Я сидела на качелях, потея в чёрном школьном платье. Когда я отталкивалась от земли носком туфли, верёвки скрипели, и, закрыв глаза, я представляла, что бабушка Тодося не лежит на атласной подушке — белое на белом, а гремит ведром в сенях или варит на кухне жирные щи.

— Какая погодка-то стоит! — скрипучий голос вырвал меня из воспоминаний. — Все потому, что не кого-нибудь, а Тодосеньку сегодня провожаем…

За забором, наклонившись вперёд, словно собралась его переползти, стояла баба Тоня Оралиха, первая ненавистница бабушки Тодоси.

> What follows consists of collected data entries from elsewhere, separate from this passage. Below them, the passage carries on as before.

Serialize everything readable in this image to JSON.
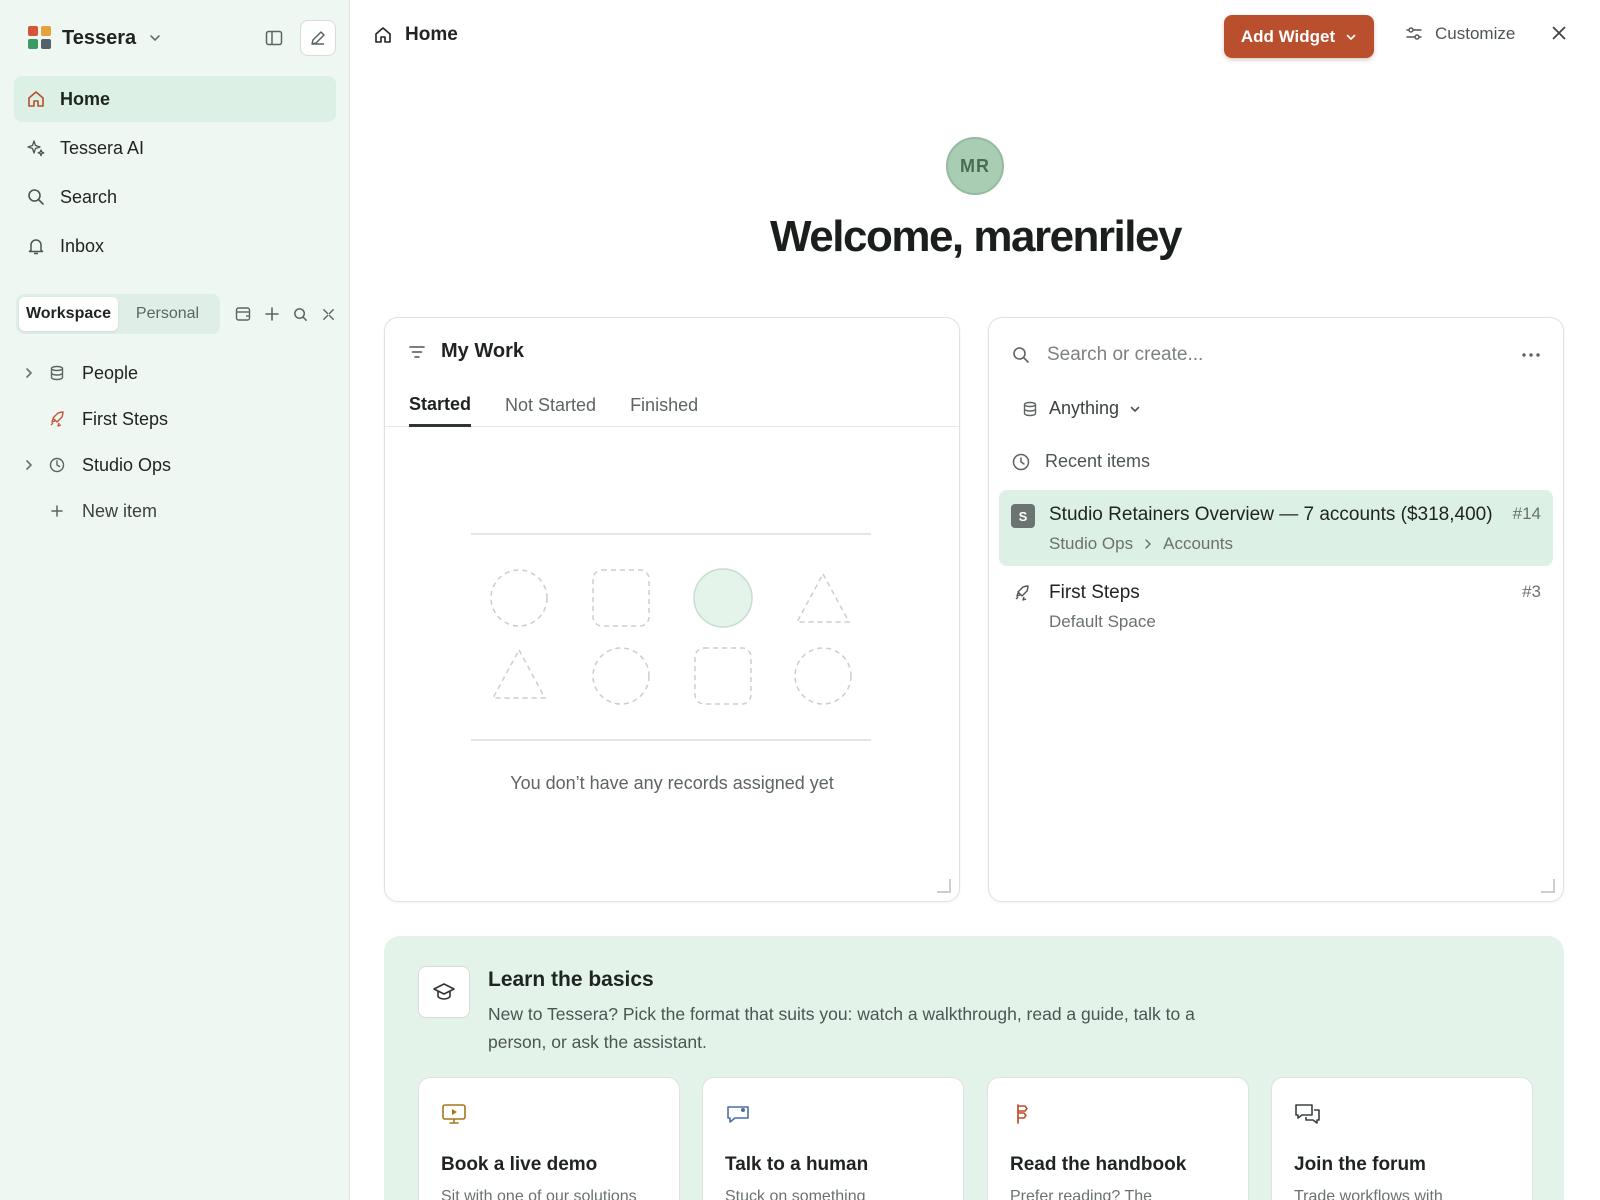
{
  "workspace": {
    "name": "Tessera",
    "logo_colors": [
      "#d4553a",
      "#e8a23b",
      "#3e9a64",
      "#55606b"
    ]
  },
  "nav": {
    "items": [
      {
        "label": "Home",
        "icon": "home-icon",
        "active": true
      },
      {
        "label": "Tessera AI",
        "icon": "sparkle-icon"
      },
      {
        "label": "Search",
        "icon": "search-icon"
      },
      {
        "label": "Inbox",
        "icon": "bell-icon"
      }
    ]
  },
  "scope": {
    "tabs": [
      "Workspace",
      "Personal"
    ],
    "selected": "Workspace"
  },
  "tree": {
    "items": [
      {
        "label": "People",
        "icon": "database-icon",
        "expandable": true
      },
      {
        "label": "First Steps",
        "icon": "rocket-icon",
        "expandable": false
      },
      {
        "label": "Studio Ops",
        "icon": "clock-icon",
        "expandable": true
      }
    ],
    "new_item_label": "New item"
  },
  "topbar": {
    "breadcrumb": "Home",
    "add_widget_label": "Add Widget",
    "customize_label": "Customize"
  },
  "welcome": {
    "avatar_initials": "MR",
    "greeting": "Welcome, marenriley"
  },
  "my_work": {
    "title": "My Work",
    "tabs": [
      "Started",
      "Not Started",
      "Finished"
    ],
    "selected_tab": "Started",
    "empty_message": "You don’t have any records assigned yet"
  },
  "search_widget": {
    "placeholder": "Search or create...",
    "filter_label": "Anything",
    "recent_label": "Recent items",
    "recent_items": [
      {
        "badge": "S",
        "title": "Studio Retainers Overview — 7 accounts ($318,400)",
        "path": [
          "Studio Ops",
          "Accounts"
        ],
        "number": "#14"
      },
      {
        "icon": "rocket-icon",
        "title": "First Steps",
        "subtitle": "Default Space",
        "number": "#3"
      }
    ]
  },
  "learn": {
    "title": "Learn the basics",
    "description": "New to Tessera? Pick the format that suits you: watch a walkthrough, read a guide, talk to a person, or ask the assistant.",
    "cards": [
      {
        "title": "Book a live demo",
        "icon": "presentation-icon",
        "icon_color": "#a8751f",
        "desc": "Sit with one of our solutions"
      },
      {
        "title": "Talk to a human",
        "icon": "chat-icon",
        "icon_color": "#4a6fa5",
        "desc": "Stuck on something"
      },
      {
        "title": "Read the handbook",
        "icon": "signpost-icon",
        "icon_color": "#b94f2c",
        "desc": "Prefer reading? The"
      },
      {
        "title": "Join the forum",
        "icon": "forum-icon",
        "icon_color": "#3b413e",
        "desc": "Trade workflows with"
      }
    ]
  },
  "colors": {
    "accent": "#b94f2c",
    "sidebar_bg": "#eef7f2",
    "active_nav": "#dcf0e5",
    "learn_bg": "#e3f3ea"
  }
}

— Здравствуйте, баб-Тонь, — равнодушно поздоровался папа.

Я тоже кивнула. Оловянные глаза Оралихи — левый полуприкрыт после инсульта — скользнули по моему платью, ища изъян.

— Отпевание через час, — с нажимом сказала мама, аккуратно спускаясь с крыльца.

На ней было узкое чёрное платье, совсем не для похорон, надо лбом козырьком нависал грубый темный платок из бабушкиного шифоньера. В деревне её, городскую, терпеть не могли, и она платила той же монетой.

Оралиха кивнула, постояла ещё некоторое время, ожидая, не пригласит ли ее зайти бесстыжая Тодосина невестка, но мама демонстративно ушла в дом. Её каблуки впивались в дощатый пол, как гвозди.

 

Бабушку Тодосю не несли на плечах, как полагалось раньше, а катили на тележке — мужиков в деревне, кроме папы да пьяницы Василия, считай, не осталось. Деда Слепня и деда Мишаню в расчёт не брали. Тележка скрипела. Мамины каблуки вязли в земле. Оралиха и Слепниха перешёптывались, не спуская с нас глаз. Папу пригибало к земле — с каждым шагом все больше — будто он нёс на плече невидимый гроб.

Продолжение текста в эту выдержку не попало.